Less than 4 hours after being installed as the American Academy of Family Physician’s top elected leader during the Congress of Delegates on September 25, 2019, AAFP President Gary LeRoy, MD of Dayton, Ohio addressed a much larger audience packed into the Grand Hall at the Pennsylvania Convention Center for the start of the 2019 Family Medicine Experience in Philadelphia.
It was a dramatic entrance. To the delight of the audience, LeRoy emerged from their midst and sprinted to the stage amid bright lights and music from Walt Disney Pictures’ Aladdin, enthusiastically high-fiving attendees seated on the aisle.
Once onstage, LeRoy took on a more serious demeanor as he shared some poignant notes about his heritage. He spoke of family members from generations past who toiled as cotton sharecroppers in an area of Mississippi where floods were so common that they “eventually washed the little town away.” Those ancestors sought safety in New Orleans, and LeRoy pointed out the irony of being chosen as the AAFP president-elect in that same city in 2018.
Although known for his positive spirit, LeRoy assured the audience he understands the hard realities physicians face every day. “I am a practicing family physician just like many of you,” said LeRoy. He invoked the name of his imaginary childhood alterego, MarvelMoon, who was, as he recalled, “a superhero unlimited in his capacity to help. … MarvelMoon was that spirit within me that wanted to make the world a better place,” he said.
LeRoy then shifted his attention to the heroes sitting before him in the audience. “Every day, you stand up for your patients and work hard on their behalf,” he said, whether it’s by battling payers over pre-authorizations, keeping the clinic doors open to see that last late patient or meeting parents with a sick baby at the ER. “You are the physicians who gather patients and their families close when it’s time to have those difficult end-of-life discussions,” said LeRoy. “Sometimes being a family physician hero means knowing that the patient sitting in front of you is homeless but not helpless because you’ve given him the gift of conversation, of caring, of dignity and respect,” he added.
Family physicians stand up for patients, fight for change, and make life better for their patients, said LeRoy. “This job requires listening intently and responding calmly,” he added. “Everyday heroes have conversations.”

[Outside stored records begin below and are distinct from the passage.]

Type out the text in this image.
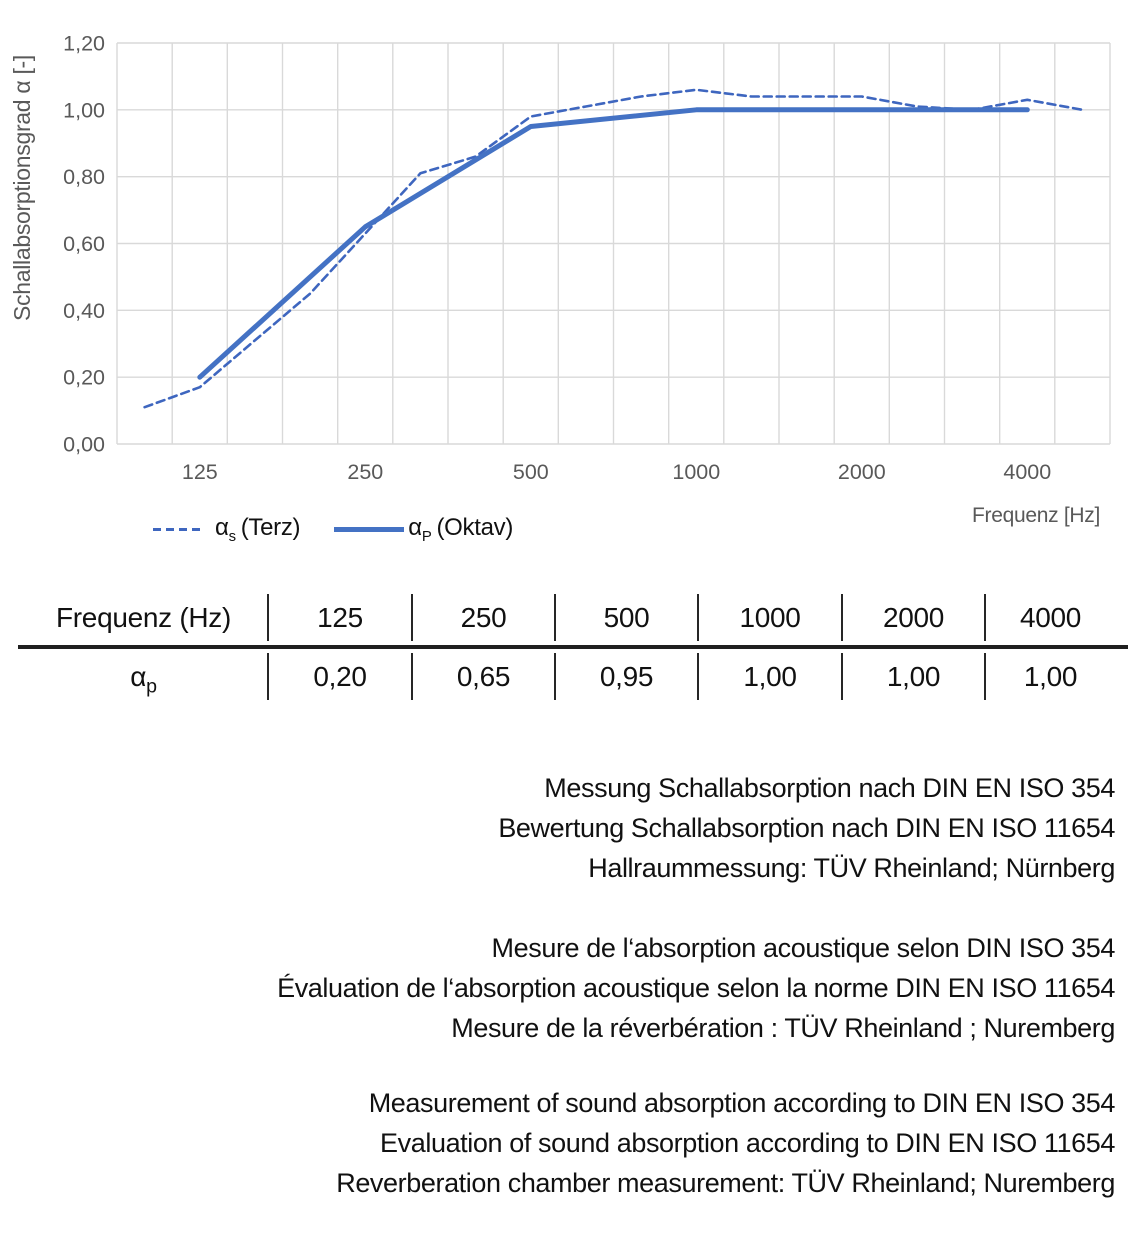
0,00
0,20
0,40
0,60
0,80
1,00
1,20
125	250	500	1000	2000	4000
Schallabsorptionsgrad α [-]
Frequenz [Hz]
$\alpha_s$ (Terz)	$\alpha_P$ (Oktav)
Frequenz (Hz)	125	250	500	1000	2000	4000
$\alpha_p$	0,20	0,65	0,95	1,00	1,00	1,00
Messung Schallabsorption nach DIN EN ISO 354
Bewertung Schallabsorption nach DIN EN ISO 11654
Hallraummessung: TÜV Rheinland; Nürnberg
Mesure de l‘absorption acoustique selon DIN ISO 354
Évaluation de l‘absorption acoustique selon la norme DIN EN ISO 11654
Mesure de la réverbération : TÜV Rheinland ; Nuremberg
Measurement of sound absorption according to DIN EN ISO 354
Evaluation of sound absorption according to DIN EN ISO 11654
Reverberation chamber measurement: TÜV Rheinland; Nuremberg
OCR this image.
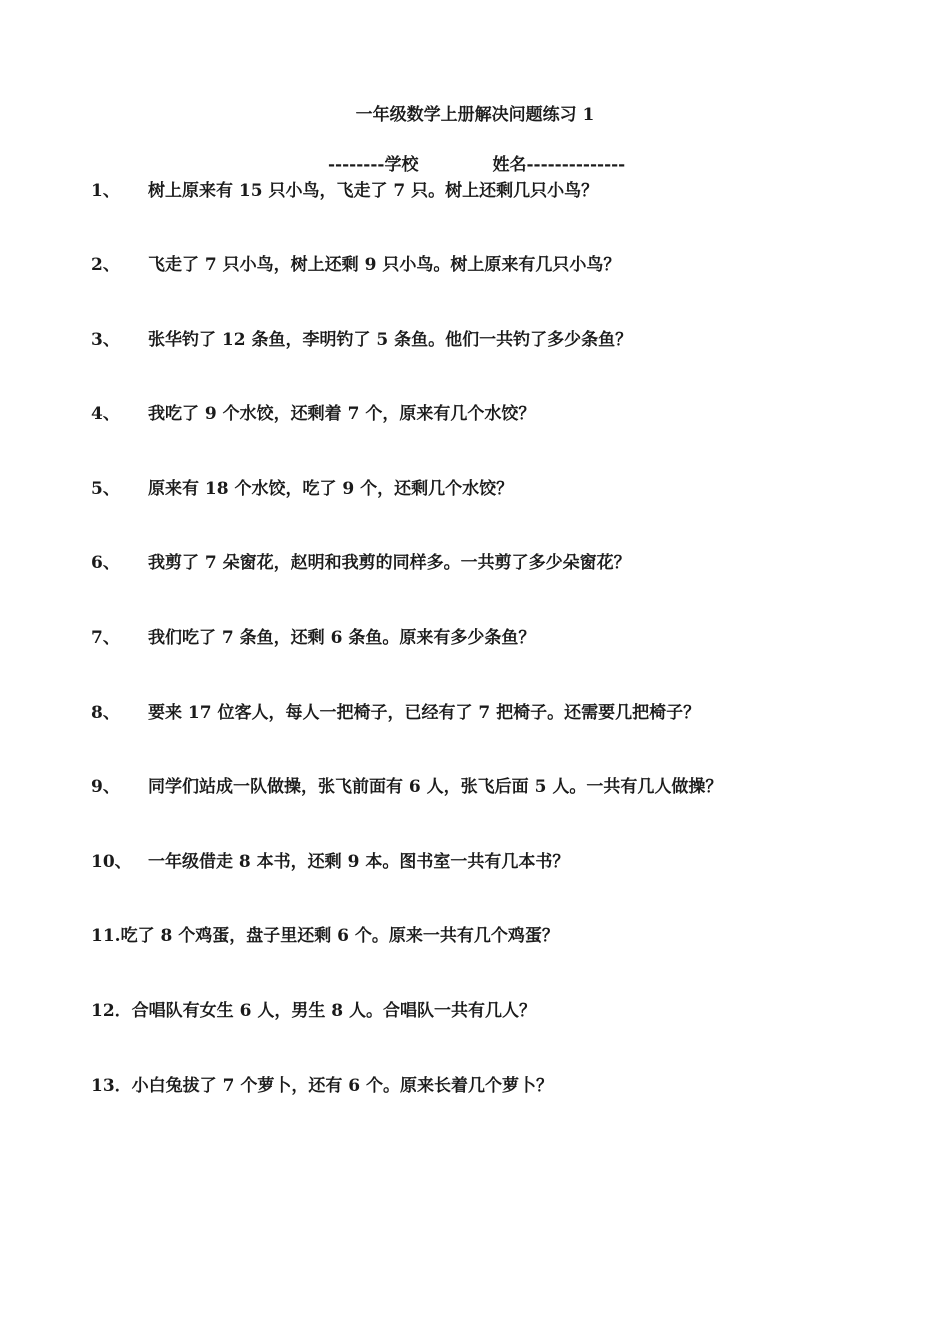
一年级数学上册解决问题练习 1
--------学校	姓名--------------
1、 树上原来有 15 只小鸟，飞走了 7 只。树上还剩几只小鸟？
2、 飞走了 7 只小鸟，树上还剩 9 只小鸟。树上原来有几只小鸟？
3、 张华钓了 12 条鱼，李明钓了 5 条鱼。他们一共钓了多少条鱼？
4、 我吃了 9 个水饺，还剩着 7 个，原来有几个水饺？
5、 原来有 18 个水饺，吃了 9 个，还剩几个水饺？
6、 我剪了 7 朵窗花，赵明和我剪的同样多。一共剪了多少朵窗花？
7、 我们吃了 7 条鱼，还剩 6 条鱼。原来有多少条鱼？
8、 要来 17 位客人，每人一把椅子，已经有了 7 把椅子。还需要几把椅子？
9、 同学们站成一队做操，张飞前面有 6 人，张飞后面 5 人。一共有几人做操？
10、 一年级借走 8 本书，还剩 9 本。图书室一共有几本书？
11.吃了 8 个鸡蛋，盘子里还剩 6 个。原来一共有几个鸡蛋？
12．合唱队有女生 6 人，男生 8 人。合唱队一共有几人？
13．小白兔拔了 7 个萝卜，还有 6 个。原来长着几个萝卜？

He acknowledged the work of the AAFP—especially in keeping close tabs on government proposals and policies that greatly impact family physicians. He pointed out that when harmful regulations are imposed, the AAFP works to get them fixed or eliminated. “There is power in our numbers,” said LeRoy. “This country needs us.”
His next statement drew applause: “Family physicians provide patients with 193 million office visits each year—more than any other specialty.”
LeRoy reminded physicians that it’s important for powerful politicians and health insurance executives to hear real stories about what goes on in family medicine clinics around the country. He said AAFP leaders share such member stories at every possible opportunity. Your stories “increase awareness of the incredible work you do every day, and they also shine a spotlight on the obstacles you face,” he said. He pointed to the number one practice concern that family physicians voice to the AAFP—administrative complexity. “Put simply, we’re being asked to perform a lot of tasks that take us away from what we love most—caring for patients.”
LeRoy drew comparisons between Indianapolis 500 race car drivers and America’s family physicians, noting that they both accomplish a lot in a short amount of time—one between laps, the other between exam rooms. The difference is those drivers have a pit crew to change tires, fill the tank, and clean the windshield in seconds, but family physicians are responsible for their own EHR data entry, prior authorizations, and paperwork. “How can we ever expect to win a race in such a system? Instead of enjoying a victory lap, we just feel overwhelmed and burned out, and that has got to change,” said LeRoy.
As the AAFP’s president, LeRoy promised to share physicians’ challenges “with those who hold the levers of change in America’s health care system.” He noted that technology can sometimes distract rather than inform but promised that even in today’s fast-paced environment, the AAFP would execute its member-driven strategic agenda “by staying steady and deliberate in its work.”
LeRoy promised that when a crisis erupts or an unforeseen problem swirls to the surface, as undoubtedly they will, the Academy will step up and lead, “because that’s what you expect and that’s what you deserve.” He reminded his colleagues that the job of steering family medicine in the right direction involves everyone. “Together we will navigate the storms, because this is our specialty,” he said. Lastly, LeRoy reminded the audience that family medicine is celebrating its 50th anniversary in 2019. The specialty thrives on “building lasting relationships with generations of families, our communities and each other,” he said.
And as the audience erupted in applause, whoops and hollers, LeRoy concluded his speech on a high note, proclaiming, “That’s 50 years of dedicating ourselves to science and service, 50 years of being part of the best specialty ever, 50 years of being the heroes and ‘she-roes’ of health care in America.”
- © 2019 Annals of Family Medicine, Inc.